Modeling sea-level processes on the US Atlantic Coast

One of the major concerns engendered by a warming climate are changing sea levels and their lasting effects on coastal populations, infrastructures, and natural habitats. Sea levels are now monitored by satellites, but long-term records are only available at discrete locations along the coasts. Sea levels and sea-level processes must be better understood at the local level to best inform real-world adaptation decisions. We propose a statistical model that facilitates the characterization of known sea-level processes, which jointly govern the observed sea level along the United States Atlantic Coast. Our model not only incorporates long-term sea level rise and seasonal cycles but also accurately accounts for residual spatiotemporal processes. By combining a spatially varying coefficient modeling approach with spatiotemporal factor analysis methods in a Bayesian framework, the method represents the contribution of each of these processes and accounts for corresponding dependencies and uncertainties in a coherent way.
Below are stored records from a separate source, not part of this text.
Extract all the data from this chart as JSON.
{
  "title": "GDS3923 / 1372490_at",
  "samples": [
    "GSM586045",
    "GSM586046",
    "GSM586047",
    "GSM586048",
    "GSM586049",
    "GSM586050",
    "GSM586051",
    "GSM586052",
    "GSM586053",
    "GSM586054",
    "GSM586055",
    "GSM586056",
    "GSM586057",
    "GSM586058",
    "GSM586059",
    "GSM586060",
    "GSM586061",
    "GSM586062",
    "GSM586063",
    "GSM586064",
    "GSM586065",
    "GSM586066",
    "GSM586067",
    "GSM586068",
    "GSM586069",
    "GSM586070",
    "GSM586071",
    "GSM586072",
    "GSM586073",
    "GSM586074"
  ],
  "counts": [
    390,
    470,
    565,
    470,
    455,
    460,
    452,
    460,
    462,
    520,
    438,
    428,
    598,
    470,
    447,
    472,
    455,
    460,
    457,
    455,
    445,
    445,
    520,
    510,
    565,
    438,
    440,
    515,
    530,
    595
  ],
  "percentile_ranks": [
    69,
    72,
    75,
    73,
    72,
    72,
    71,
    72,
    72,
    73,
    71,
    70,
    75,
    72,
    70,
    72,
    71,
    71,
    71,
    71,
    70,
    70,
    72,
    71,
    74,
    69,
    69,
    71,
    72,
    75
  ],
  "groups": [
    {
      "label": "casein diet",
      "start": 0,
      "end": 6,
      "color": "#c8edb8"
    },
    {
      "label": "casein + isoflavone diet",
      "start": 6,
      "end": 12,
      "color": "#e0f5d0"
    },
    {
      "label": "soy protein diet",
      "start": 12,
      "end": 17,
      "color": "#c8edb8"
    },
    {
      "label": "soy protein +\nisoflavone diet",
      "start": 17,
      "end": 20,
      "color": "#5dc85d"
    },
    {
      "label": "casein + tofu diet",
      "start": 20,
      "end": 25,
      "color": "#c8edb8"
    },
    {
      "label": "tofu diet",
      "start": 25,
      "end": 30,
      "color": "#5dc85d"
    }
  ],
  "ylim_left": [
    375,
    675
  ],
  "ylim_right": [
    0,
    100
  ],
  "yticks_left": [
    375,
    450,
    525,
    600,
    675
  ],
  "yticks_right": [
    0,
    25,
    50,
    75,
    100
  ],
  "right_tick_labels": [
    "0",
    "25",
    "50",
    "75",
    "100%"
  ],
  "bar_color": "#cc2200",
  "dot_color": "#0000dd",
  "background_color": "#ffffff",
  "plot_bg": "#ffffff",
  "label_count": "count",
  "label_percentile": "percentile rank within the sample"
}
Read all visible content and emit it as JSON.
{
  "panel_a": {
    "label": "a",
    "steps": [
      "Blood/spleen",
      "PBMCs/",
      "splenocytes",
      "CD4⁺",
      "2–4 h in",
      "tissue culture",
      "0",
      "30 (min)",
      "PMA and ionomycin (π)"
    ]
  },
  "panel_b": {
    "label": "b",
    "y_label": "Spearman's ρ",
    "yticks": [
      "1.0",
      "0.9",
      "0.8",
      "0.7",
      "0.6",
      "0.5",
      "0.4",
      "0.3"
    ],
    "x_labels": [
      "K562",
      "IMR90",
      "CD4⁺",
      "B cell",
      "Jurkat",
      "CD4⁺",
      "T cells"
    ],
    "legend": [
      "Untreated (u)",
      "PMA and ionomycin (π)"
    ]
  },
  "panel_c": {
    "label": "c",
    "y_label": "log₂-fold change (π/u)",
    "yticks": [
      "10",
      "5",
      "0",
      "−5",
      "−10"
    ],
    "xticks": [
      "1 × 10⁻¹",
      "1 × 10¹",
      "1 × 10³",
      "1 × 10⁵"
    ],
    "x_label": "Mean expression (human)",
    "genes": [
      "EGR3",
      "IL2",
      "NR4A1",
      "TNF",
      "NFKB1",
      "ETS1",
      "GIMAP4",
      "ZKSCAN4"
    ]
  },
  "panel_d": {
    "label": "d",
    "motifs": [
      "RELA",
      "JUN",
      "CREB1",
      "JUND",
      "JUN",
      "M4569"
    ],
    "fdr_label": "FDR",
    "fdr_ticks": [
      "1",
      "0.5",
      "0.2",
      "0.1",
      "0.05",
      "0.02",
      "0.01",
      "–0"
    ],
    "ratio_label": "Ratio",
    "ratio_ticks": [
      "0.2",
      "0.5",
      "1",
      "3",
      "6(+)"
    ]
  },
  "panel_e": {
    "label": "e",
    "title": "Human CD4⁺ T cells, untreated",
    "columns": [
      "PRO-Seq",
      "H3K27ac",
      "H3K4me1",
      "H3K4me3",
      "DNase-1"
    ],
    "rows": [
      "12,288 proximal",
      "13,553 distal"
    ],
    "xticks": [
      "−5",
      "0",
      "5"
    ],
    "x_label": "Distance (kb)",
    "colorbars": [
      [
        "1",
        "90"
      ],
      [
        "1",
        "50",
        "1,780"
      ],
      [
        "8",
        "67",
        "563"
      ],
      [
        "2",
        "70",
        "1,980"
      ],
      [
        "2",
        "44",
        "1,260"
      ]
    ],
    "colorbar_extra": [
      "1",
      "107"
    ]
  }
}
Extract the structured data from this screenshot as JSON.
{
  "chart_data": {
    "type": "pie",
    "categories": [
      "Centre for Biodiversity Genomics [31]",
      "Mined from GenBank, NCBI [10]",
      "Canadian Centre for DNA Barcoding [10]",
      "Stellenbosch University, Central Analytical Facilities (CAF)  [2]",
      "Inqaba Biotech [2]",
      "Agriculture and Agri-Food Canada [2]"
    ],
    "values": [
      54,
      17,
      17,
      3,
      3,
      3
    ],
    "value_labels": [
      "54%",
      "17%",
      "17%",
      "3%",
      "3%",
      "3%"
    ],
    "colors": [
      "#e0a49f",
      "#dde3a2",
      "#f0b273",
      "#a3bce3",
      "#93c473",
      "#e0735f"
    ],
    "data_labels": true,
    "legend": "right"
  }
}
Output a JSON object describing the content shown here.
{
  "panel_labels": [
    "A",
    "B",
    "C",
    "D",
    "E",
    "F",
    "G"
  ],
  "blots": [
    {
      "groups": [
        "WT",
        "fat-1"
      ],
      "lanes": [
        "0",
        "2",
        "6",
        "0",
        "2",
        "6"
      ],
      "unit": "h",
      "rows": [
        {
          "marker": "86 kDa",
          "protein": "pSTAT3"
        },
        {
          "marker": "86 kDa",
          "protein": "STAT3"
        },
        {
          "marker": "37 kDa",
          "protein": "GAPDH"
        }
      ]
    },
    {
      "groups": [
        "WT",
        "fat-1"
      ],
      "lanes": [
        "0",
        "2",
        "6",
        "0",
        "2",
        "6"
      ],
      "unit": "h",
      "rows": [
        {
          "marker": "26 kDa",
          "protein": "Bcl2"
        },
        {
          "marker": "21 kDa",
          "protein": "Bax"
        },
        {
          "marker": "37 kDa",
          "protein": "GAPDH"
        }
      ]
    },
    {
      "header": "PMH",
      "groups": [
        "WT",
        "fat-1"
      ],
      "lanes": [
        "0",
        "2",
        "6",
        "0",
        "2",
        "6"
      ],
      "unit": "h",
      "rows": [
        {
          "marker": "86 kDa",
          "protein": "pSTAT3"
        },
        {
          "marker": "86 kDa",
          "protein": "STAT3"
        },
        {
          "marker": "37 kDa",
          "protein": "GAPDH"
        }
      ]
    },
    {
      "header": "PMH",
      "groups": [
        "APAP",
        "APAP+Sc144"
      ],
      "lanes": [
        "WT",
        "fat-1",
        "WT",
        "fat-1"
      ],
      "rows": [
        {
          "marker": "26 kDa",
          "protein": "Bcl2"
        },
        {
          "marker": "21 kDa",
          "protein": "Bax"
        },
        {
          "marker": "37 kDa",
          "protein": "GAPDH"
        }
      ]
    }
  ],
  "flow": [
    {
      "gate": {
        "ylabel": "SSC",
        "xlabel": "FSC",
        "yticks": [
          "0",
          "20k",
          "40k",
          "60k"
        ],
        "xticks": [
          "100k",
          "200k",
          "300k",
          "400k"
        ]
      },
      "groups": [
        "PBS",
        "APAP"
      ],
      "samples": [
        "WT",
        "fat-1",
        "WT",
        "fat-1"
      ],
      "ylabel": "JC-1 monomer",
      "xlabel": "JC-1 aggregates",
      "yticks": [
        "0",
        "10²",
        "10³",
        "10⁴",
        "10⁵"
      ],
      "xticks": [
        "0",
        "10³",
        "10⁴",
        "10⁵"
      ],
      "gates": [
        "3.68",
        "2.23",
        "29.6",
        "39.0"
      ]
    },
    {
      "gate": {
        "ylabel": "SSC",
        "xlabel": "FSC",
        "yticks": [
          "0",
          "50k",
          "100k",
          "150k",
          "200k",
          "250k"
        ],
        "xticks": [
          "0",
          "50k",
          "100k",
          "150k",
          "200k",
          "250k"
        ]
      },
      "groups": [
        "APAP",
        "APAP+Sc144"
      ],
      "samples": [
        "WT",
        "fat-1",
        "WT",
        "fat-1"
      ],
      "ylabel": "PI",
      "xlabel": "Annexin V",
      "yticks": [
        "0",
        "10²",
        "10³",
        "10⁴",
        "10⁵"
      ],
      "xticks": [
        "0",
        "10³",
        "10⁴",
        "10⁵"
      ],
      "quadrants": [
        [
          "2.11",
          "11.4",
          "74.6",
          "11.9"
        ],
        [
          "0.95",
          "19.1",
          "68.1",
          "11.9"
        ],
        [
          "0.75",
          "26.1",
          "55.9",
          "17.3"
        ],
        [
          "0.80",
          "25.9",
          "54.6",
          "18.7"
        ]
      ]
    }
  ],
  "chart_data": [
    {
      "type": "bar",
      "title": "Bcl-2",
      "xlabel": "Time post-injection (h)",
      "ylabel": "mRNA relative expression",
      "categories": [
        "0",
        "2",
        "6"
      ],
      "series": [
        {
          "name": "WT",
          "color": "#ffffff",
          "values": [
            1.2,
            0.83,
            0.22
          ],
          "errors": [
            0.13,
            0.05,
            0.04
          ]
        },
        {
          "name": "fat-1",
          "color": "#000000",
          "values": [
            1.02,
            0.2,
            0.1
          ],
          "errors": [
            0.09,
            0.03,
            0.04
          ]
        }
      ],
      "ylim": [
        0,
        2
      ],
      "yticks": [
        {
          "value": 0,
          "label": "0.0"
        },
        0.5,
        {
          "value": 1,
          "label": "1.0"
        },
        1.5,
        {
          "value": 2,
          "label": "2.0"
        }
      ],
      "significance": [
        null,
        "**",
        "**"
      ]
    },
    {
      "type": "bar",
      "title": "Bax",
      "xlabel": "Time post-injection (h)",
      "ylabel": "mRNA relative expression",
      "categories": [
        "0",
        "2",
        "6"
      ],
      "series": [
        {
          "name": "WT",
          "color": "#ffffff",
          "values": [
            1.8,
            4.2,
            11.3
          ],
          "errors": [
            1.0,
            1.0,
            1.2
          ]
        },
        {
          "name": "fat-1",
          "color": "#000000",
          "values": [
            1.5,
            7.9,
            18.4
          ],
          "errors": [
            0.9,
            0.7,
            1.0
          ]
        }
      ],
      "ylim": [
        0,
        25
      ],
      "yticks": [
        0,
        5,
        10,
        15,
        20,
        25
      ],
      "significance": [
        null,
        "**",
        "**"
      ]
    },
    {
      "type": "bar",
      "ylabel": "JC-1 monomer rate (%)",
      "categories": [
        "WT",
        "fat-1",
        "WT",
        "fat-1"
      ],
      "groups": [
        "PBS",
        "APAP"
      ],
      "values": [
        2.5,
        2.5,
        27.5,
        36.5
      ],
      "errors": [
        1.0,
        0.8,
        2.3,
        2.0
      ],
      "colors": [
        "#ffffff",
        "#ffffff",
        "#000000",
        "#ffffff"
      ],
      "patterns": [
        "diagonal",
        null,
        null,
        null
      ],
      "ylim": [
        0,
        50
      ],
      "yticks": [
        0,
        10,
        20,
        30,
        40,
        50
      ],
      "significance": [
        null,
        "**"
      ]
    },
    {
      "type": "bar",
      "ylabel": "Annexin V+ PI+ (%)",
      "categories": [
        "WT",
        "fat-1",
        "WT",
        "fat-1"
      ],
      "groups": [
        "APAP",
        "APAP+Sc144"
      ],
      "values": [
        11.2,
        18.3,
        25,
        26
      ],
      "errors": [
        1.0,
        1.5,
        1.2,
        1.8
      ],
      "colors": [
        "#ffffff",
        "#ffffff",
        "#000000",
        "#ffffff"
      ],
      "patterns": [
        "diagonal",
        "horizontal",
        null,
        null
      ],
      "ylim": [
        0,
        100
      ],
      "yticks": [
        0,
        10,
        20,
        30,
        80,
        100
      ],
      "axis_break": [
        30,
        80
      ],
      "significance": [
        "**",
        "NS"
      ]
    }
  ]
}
Additionally, the model provides a consistent way to estimate these processes and sea level values at unmonitored locations along the coast. We show the outcome of the proposed model using thirty years of sea level data from 38 stations along the Atlantic (east) Coast of the United States. Among other results, our method estimates the rate of sea level rise to range from roughly 1 mm/year in the northern and southern regions of the Atlantic coast to 5.4 mm/year in the middle region.